Publié par Khadidja Boudia le 26 janvier 2026 dans Droit d'auteur: Actualités, Internet / Numérique : Actualités, Notes d'actualité | Consulté 14 Fois

par Khadidja BOUDIA, étudiante du Master 2 Droit des communications électroniques

Par des conclusions rendues le 15 janvier 2026, l’avocat général Athanásios Rántos, s’exprimant pour la Cour de justice de l’Union européenne, s’est penché sur une question centrale du droit d’auteur à l’ère numérique : la qualification de « communication au public » au sens de l’article 3, paragraphe 1, de la directive 2001/29/CE, dans l’hypothèse d’une mise en ligne d’une œuvre protégée assortie de mesures de géoblocage, mais techniquement contournables via un VPN.

Contexte du litige

Le litige à l’origine de l’affaire C-788/24 s’inscrit dans un contexte particulièrement sensible, mêlant droit d’auteur, mémoire historique et diffusion numérique des œuvres. Il oppose l’Anne Frank Fonds à plusieurs institutions culturelles et scientifiques européennes ayant procédé à la mise en ligne d’une édition scientifique du journal d’Anne Frank, comprenant différentes versions manuscrites. Si certaines de ces versions sont déjà tombées dans le domaine public dans plusieurs États membres, elles demeurent protégées par le droit d’auteur aux Pays-Bas, en raison des règles nationales relatives à la durée de protection. Afin de respecter cette territorialité, les éditeurs ont assorti la publication de mesures de géoblocage visant à restreindre l’accès depuis les États où les droits subsistaient. Toutefois, l’Anne Frank Fonds soutenait que la possibilité de contourner ces restrictions au moyen d’un VPN suffisait à caractériser une communication au public non autorisée sur le territoire néerlandais, donnant ainsi naissance au différend soumis à la CJUE par voie de renvoi préjudiciel. 

La notion de « communication au public en ligne » à l’ère numérique

La Cour de renvoi a interrogé la CJUE sur l’interprétation de l’article 3, paragraphe 1, de la directive de 2001, et plus précisément sur le point suivant : la publication en ligne d’une œuvre protégée constitue-t-elle une communication au public dans un État membre lorsque l’accès y est techniquement bloqué, mais techniquement contournable ? La notion de « communication au public » occupe une place centrale dans la régulation de la diffusion des œuvres sur Internet. Interprétée de manière autonome et extensive par la CJUE, elle suppose la réunion de deux éléments cumulatifs : un acte de communication et l’existence d’un public. À l’ère numérique, cette qualification se heurte toutefois aux spécificités techniques de l’environnement en ligne, marqué par la déterritorialisation de l’accès aux contenus. L’affaire Anne Frank illustre cette difficulté, en ce qu’elle interroge la portée territoriale de la communication au public lorsque l’œuvre est mise en ligne avec des mesures destinées à restreindre l’accès à certains États membres. La question n’est alors plus seulement celle de l’accessibilité technique du contenu, mais celle de l’intention et des moyens effectivement déployés par l’opérateur pour cibler ou exclure un public déterminé, invitant à une lecture renouvelée de la notion à l’aune des réalités numériques contemporaines.

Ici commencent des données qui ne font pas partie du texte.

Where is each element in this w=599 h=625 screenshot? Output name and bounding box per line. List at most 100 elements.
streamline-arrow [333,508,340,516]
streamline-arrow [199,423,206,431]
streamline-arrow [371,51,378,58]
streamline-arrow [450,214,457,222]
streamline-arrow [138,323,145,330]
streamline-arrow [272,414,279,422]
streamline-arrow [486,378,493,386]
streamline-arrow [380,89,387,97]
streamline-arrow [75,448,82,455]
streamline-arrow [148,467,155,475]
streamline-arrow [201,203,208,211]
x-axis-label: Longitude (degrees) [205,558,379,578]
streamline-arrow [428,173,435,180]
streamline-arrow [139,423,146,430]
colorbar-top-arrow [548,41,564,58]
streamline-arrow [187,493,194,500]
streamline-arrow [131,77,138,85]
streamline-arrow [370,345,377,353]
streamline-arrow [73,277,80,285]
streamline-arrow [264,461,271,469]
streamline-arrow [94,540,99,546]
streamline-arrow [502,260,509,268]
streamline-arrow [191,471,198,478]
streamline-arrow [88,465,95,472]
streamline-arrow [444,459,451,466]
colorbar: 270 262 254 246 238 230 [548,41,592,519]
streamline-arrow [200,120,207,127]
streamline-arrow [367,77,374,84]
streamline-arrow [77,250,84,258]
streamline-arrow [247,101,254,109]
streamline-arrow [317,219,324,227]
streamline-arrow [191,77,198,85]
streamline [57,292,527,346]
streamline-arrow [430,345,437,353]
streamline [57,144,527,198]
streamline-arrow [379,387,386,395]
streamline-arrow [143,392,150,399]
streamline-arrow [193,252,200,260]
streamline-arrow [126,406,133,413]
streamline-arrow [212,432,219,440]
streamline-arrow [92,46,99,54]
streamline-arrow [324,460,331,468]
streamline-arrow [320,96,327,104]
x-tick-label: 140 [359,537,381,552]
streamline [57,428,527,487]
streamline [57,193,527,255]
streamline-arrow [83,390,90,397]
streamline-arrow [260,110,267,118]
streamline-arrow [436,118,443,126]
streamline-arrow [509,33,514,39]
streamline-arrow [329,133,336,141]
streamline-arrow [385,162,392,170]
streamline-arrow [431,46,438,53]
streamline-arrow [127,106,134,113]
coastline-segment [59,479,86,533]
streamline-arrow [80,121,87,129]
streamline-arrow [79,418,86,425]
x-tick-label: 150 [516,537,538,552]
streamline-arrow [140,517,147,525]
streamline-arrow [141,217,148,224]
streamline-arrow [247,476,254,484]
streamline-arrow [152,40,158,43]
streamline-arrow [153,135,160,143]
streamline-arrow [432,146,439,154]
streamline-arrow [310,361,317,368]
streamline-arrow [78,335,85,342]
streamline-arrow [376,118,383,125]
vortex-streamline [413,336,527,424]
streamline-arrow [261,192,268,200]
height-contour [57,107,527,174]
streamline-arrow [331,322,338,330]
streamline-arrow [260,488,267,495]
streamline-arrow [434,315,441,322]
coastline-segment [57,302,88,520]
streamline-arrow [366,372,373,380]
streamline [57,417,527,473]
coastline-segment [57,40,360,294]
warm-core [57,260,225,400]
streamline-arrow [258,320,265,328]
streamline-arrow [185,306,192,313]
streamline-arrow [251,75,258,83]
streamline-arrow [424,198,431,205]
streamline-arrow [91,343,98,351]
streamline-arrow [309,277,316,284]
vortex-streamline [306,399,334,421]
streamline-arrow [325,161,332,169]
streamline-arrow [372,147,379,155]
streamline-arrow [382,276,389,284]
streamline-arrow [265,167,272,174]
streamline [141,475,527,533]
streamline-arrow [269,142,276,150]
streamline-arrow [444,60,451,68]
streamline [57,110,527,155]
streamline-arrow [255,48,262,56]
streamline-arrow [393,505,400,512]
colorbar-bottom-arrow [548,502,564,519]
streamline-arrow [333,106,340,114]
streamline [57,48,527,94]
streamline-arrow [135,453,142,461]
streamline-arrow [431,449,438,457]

Une approche proportionnée fondée sur l’absence d’imputation de la communication au public à l’éditeur et aux fournisseurs de VPN

Selon l’avocat général, la mise en œuvre de mesures techniques sérieuses et proportionnées de restriction territoriale exclut, en principe, que la communication au public puisse être imputée à l’éditeur du site à l’égard des États où l’accès est bloqué. La seule possibilité pour certains utilisateurs de contourner ces mesures par le recours à un VPN ne saurait suffire à caractériser une communication non autorisée, dès lors que l’éditeur n’a ni ciblé le public concerné ni facilité volontairement l’accès illicite. De la même manière, les fournisseurs de services de VPN ne peuvent voir leur responsabilité engagée du seul fait que leurs outils seraient utilisés à des fins de contournement, en l’absence de toute incitation délibérée à la contrefaçon, non caractérisée en l’espèce. Les VPN sont ainsi appréhendés comme des outils techniques neutres, dont l’usage détourné par certains internautes ne peut, à lui seul, fonder une responsabilité juridique. L’analyse proposée conduit ainsi à privilégier une appréciation fondée sur les moyens effectivement mis en œuvre plutôt que sur des comportements frauduleux d’utilisateurs, renforçant une approche proportionnée et pragmatique de la protection des droits d’auteur dans l’environnement numérique. Une telle approche permet de préserver un juste équilibre entre, d’une part, la protection élevée des droits des titulaires et, d’autre part, la liberté d’information ainsi que la diffusion des œuvres à des fins culturelles et scientifiques. Elle évite ainsi que le droit d’auteur ne devienne un instrument de responsabilisation excessive des acteurs de la diffusion en ligne, au risque de freiner l’accès au savoir et l’innovation.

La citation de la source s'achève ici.